This is the kind of system that sits underneath search, RAG, and recsys at Google, OpenAI, Meta, and dedicated vendors like Pinecone — a shared substrate many teams query. Interviewers use it to probe whether you can run a sharded, replicated, read-heavy datastore where the answer itself is an approximation with an error budget.

Service boundary

In scope: insert/update/delete vectors, top-k ANN query, metadata filtering, hybrid dense+sparse fusion, optional rerank, freshness, and the re-embedding migration when the embedding model changes.

Out of scope: the LLM that consumes the chunks, prompt construction, the chunking policy (we accept chunks), and business ranking rules layered on top of retrieval.

Use cases

  • Semantic search — natural-language query over a corpus.
  • RAG retrieval — fetch grounding chunks for an LLM.
  • Recsys candidate generation — user/item embedding → candidate set for a downstream ranker.
  • Dedup / near-duplicate detection — find vectors within a similarity threshold.

Service contract

Given a query embedding (or text we encode server-side) plus optional metadata filters, return the top-k approximate nearest neighbors at a stated recall SLO, within a p99 latency budget, respecting tenant/ACL isolation.

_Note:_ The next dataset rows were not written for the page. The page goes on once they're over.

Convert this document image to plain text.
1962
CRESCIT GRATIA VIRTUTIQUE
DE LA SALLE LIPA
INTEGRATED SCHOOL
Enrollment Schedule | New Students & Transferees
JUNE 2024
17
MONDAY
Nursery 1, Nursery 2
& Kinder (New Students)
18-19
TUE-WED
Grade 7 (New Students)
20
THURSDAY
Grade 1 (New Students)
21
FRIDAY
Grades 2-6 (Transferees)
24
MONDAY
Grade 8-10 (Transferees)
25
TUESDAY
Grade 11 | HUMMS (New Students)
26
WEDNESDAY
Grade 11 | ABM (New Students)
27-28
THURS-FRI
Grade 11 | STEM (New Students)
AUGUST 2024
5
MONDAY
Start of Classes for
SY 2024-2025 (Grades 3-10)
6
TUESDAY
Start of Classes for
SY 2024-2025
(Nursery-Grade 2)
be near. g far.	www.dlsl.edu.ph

Who asks this & what they probe

Role
Focus
What they probe
SDE
Distributed-systems spine
Shard router and scatter-gather, partial top-k merge with tie-breaking, partial-failure handling, segment write path with background compaction, storage hierarchy (RAM hot, SSD/object cold, raw-vector store), capacity math forcing sharding, metadata filter path and ACL isolation
MLE
Quality-vs-cost frontier
Index family and params (HNSW efSearch/M, IVF nprobe/nlist), quantization (SQ8/PQ/RaBitQ) paired with rescore, Matryoshka truncation, hybrid dense+sparse with RRF, cross-encoder rerank, offline eval harness with exact-kNN ground truth, embedding-model lifecycle and re-embedding
Switcher (SDE → AI)
Mapping to known systems
That this is a sharded, replicated, read-heavy datastore with a write/compaction path and scatter-gather — like Elasticsearch/Lucene or a partitioned KV store. New vocabulary: ANN vs exact kNN, recall@k as an SLO (probabilistic correctness — the big shift), the HNSW/IVF/PQ trio, and same-model-version coupling between ingest and query

A strong switcher answer leads with the systems design they already own and explicitly flags the two ML-specific calls — embedding-model/dimension choice and the recall/quantization operating point — as things to validate with an MLE rather than bluffing the ANN math.

Multi-tenancy

Many collections, many tenants. Tenant isolation is a correctness and security requirement, not an afterthought: filters must enforce ACLs, and a low-selectivity tenant filter must not silently degrade into a full-corpus scan (the filter cliff — Step 6).

1

Requirements

Functional requirements

  • Write path: insert, update, and delete vectors (with payload/metadata), at high ingest rates.
  • Query: top-k approximate nearest neighbors for a query vector or text.
  • Metadata filtering: structured predicates (tenant, lang, acl, timestamp, numeric ranges) combined with the vector search.
  • Hybrid retrieval: fuse dense (embedding) and sparse (BM25/SPLADE lexical) results.
  • Optional rerank: cross-encoder over a small candidate set when quality justifies the latency.
  • Freshness: newly written vectors become queryable within a bounded delay.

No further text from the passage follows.